跳转至

Mass-Storage Structure

Overview

Magnetic disks provide bulk of secondary storage of computer system.
hard disk is most popular.

Disk Structure

可见 DB 笔记

  • Positioning time(random-access time) is time to move disk arm to desired sector

    • seek time: move disk to the target cylinder
    • rotational latency: for the target sector to rotate under the disk head
  • Performance

    • transfer rate: theoretical 6 Gb/sec; effective (real) about 1Gb/sec
    • seek time from 3ms to 12ms (9ms common for desktop drives)
    • latency based on spindle speed: 1/rpm * 60
      • average latency = ½ latency

Example

主要慢在 seek 和 rotation 部分。

Disk Scheduling

磁盘也需要调度,以减少 access time。

以前 OS 会负责调度,现在由 firmware 负责(disk controller)。
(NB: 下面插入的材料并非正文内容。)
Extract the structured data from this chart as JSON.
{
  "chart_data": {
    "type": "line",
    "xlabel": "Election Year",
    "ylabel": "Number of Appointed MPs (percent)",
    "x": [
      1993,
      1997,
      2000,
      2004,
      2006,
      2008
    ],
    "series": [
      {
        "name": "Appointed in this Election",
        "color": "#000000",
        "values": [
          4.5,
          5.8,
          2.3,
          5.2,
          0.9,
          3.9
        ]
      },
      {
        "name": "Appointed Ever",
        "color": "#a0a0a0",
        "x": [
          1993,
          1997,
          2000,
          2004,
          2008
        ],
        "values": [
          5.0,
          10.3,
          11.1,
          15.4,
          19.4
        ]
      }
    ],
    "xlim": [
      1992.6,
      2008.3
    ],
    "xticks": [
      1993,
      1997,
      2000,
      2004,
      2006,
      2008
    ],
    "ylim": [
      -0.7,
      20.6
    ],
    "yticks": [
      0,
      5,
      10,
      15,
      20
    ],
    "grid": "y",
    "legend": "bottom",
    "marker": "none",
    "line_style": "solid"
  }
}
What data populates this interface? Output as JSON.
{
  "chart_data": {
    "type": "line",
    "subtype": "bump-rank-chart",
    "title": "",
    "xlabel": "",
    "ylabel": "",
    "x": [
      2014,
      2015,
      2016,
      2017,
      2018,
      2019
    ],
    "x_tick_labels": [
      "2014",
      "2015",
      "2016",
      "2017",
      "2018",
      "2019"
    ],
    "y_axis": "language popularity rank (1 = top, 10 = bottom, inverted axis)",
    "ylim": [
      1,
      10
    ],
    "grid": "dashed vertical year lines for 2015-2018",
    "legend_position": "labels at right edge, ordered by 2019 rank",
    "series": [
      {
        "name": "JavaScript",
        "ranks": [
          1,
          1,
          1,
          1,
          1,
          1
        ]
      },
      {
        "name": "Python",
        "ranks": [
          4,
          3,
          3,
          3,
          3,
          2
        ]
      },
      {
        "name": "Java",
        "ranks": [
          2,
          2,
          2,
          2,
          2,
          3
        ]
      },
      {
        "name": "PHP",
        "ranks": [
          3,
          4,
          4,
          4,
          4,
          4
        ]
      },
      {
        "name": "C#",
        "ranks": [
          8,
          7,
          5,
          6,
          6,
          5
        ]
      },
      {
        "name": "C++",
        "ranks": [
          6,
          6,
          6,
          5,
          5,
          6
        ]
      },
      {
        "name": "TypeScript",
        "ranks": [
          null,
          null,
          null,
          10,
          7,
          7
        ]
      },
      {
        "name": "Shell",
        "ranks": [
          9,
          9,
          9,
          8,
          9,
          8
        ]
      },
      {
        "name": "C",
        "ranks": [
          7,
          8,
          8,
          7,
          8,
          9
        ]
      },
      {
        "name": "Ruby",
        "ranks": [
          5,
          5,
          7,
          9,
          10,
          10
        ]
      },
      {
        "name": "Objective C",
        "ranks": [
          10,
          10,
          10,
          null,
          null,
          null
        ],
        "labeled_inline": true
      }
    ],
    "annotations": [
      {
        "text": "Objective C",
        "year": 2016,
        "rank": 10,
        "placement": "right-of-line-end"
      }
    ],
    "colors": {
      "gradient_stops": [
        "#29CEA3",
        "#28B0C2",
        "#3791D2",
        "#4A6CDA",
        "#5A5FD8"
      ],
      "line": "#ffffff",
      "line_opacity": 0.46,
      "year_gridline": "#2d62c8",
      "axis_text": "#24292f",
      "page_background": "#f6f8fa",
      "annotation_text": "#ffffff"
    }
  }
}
There are many disk scheduling algorithms

  • FCFS
  • SSTF
  • SCAN, C-SCAN
  • LOOK, C-LOOK

We use a request queue of cylinders “98, 183, 37, 122, 14, 124, 65, 67” ([0, 199]), and initial head position 53 as the example.
注意这里说的是 cyclinder 柱面(包含若干等距离的 track),只有不在同一柱面的才需要 seek,同一柱面不同 track 不需要动磁头,不同 sector 就靠转动。

FCFS

First-come first-served, simplest scheduling algorithm.

Example

Total head movements of 640 cylinders

  • Advantage:
    • Every request gets a fair chance
    • No indefinite postponement
  • Disadvantages:
    • Does not try to optimize seek time
    • May not provide the best possible service

SSTF

shortest seek time first.

类似 SJF,选择离现在 head position 最近的 request。但是 SSTF 不一定最好。可能发生 starvation。

Example

  • Advantages:

    • Average Response Time decreases
    • Throughput increases
  • Disadvantages

    • Overhead to calculate seek time in advance
    • Starvation may exist
    • High variance : favors only some requests

SCAN

也叫 elevator 电梯算法,先扫到一头,再往另一头扫,如果遇到 request 就读取。

Example

  • Advantages:
    • Average Response Time
    • High Throughput
    • Low variance of response time
  • Disadvantages:
    • Long waiting time for requests for locations just visited by disk arm

      如果刚好错过电梯,就要等电梯触底再上来,等待时间很长。

C-SCAN(Circular-SCAN) is designed to provides a more uniform wait time. 只做单向的扫,到达一端时立刻回到开头,随后从底往上扫,这样最多只用等待一圈。

LOOK

在 SCAN / C-SCAN 的基础上,只走到一端最后一个任务(look 是否有请求)而不走到 disk 的头。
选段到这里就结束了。